At the time of the winding up petition, all but one of Olympic Airline's UK offices had closed and it only retained three employees to assist the Greek liquidator and complete administrative tasks. There were not business dealings with third parties and the judge, therefore, concluded that Olympic Airlines did not have an establishment in the UK on 20 July 2010 and that compensation was payable by the PPF only from 2 October 2014.
Clyde & Co Comment
This case is significant not only for the Scheme and the benefits it must pay, but also the wider implications for other schemes in a similar situation.
For the Scheme, the significance of the decision now concerns the date of entry to the PPF and whether benefits have been overpaid up until that point. At first instance and in the Court of Appeal, the decision also determined whether the Scheme would enter the PPF at all. But the change to the legislation removed the possibility that the Scheme would not qualify.

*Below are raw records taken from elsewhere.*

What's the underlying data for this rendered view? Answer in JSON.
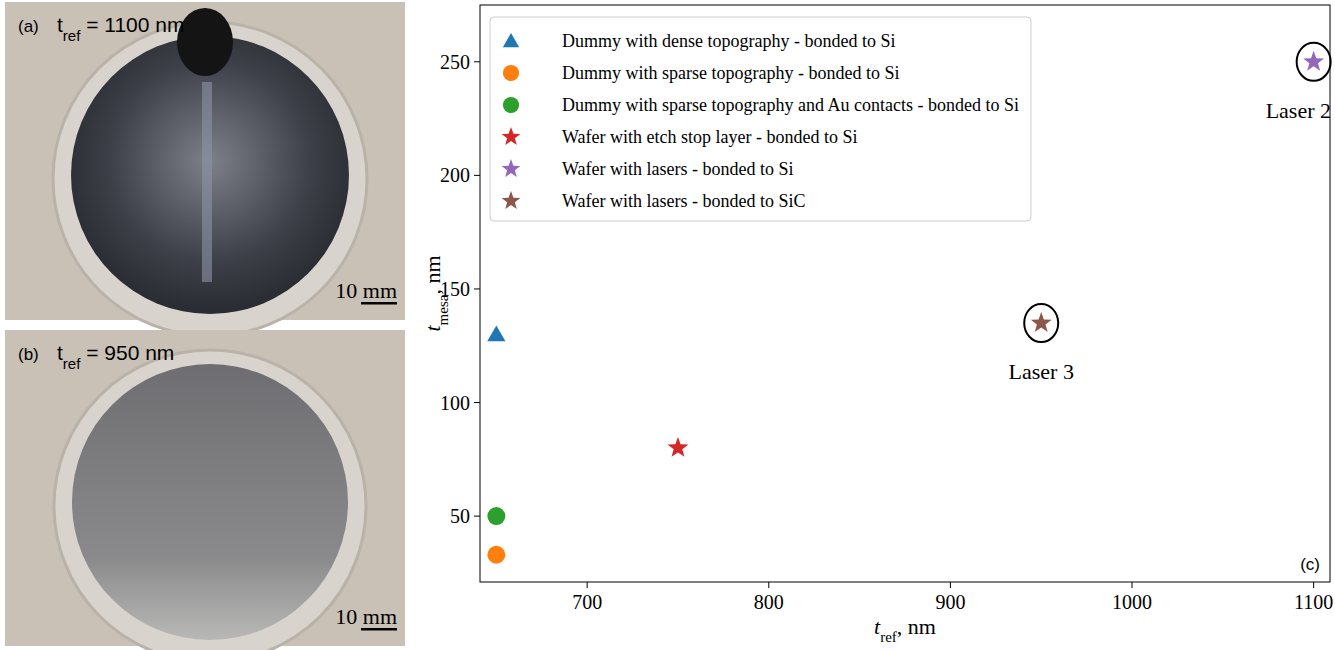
{
  "chart_data": {
    "type": "scatter",
    "x_label": {
      "main": "t",
      "sub": "ref",
      "rest": ", nm"
    },
    "y_label": {
      "main": "t",
      "sub": "mesa",
      "rest": ", nm"
    },
    "panel_letter": "(c)",
    "xlim": [
      641,
      1109
    ],
    "xticks": [
      700,
      800,
      900,
      1000,
      1100
    ],
    "ylim": [
      21,
      275
    ],
    "yticks": [
      50,
      100,
      150,
      200,
      250
    ],
    "grid": false,
    "legend": "upper left",
    "series": [
      {
        "name": "Dummy with dense topography - bonded to Si",
        "color": "#1f77b4",
        "marker": "triangle",
        "x": [
          650
        ],
        "values": [
          130
        ]
      },
      {
        "name": "Dummy with sparse topography - bonded to Si",
        "color": "#ff7f0e",
        "marker": "circle",
        "x": [
          650
        ],
        "values": [
          33
        ]
      },
      {
        "name": "Dummy with sparse topography and Au contacts - bonded to Si",
        "color": "#2ca02c",
        "marker": "circle",
        "x": [
          650
        ],
        "values": [
          50
        ]
      },
      {
        "name": "Wafer with etch stop layer - bonded to Si",
        "color": "#d62728",
        "marker": "star",
        "x": [
          750
        ],
        "values": [
          80
        ]
      },
      {
        "name": "Wafer with lasers - bonded to Si",
        "color": "#9467bd",
        "marker": "star",
        "x": [
          1100
        ],
        "values": [
          250
        ]
      },
      {
        "name": "Wafer with lasers - bonded to SiC",
        "color": "#8c564b",
        "marker": "star",
        "x": [
          950
        ],
        "values": [
          135
        ]
      }
    ],
    "annotations": [
      {
        "text": "Laser 2",
        "x": 1100,
        "y": 250
      },
      {
        "text": "Laser 3",
        "x": 950,
        "y": 135
      }
    ]
  },
  "photos": [
    {
      "letter": "(a)",
      "label": {
        "main": "t",
        "sub": "ref",
        "rest": " = 1100 nm"
      },
      "scale_bar": "10 mm"
    },
    {
      "letter": "(b)",
      "label": {
        "main": "t",
        "sub": "ref",
        "rest": " = 950 nm"
      },
      "scale_bar": "10 mm"
    }
  ]
}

However, the changes to the legislation are a narrow fix designed to allow the Olympic Airlines Scheme only into the PPF. There still remains a risk for pension schemes – which have overseas companies participating, but no UK company - that they could find themselves without a qualifying insolvency event. The judgment does leave open the possibility that a UK branch office could still be an "establishment" if it was trading during an administration. However, trustees face a risk that any period of trading, in which to bring a winding up petition, could be quite short leaving them without any method of entry into the PPF. It is to be hoped that the Department of Work and Pensions now look find a more permanent solution to the "qualifying insolvency event" problem that this case has highlighted.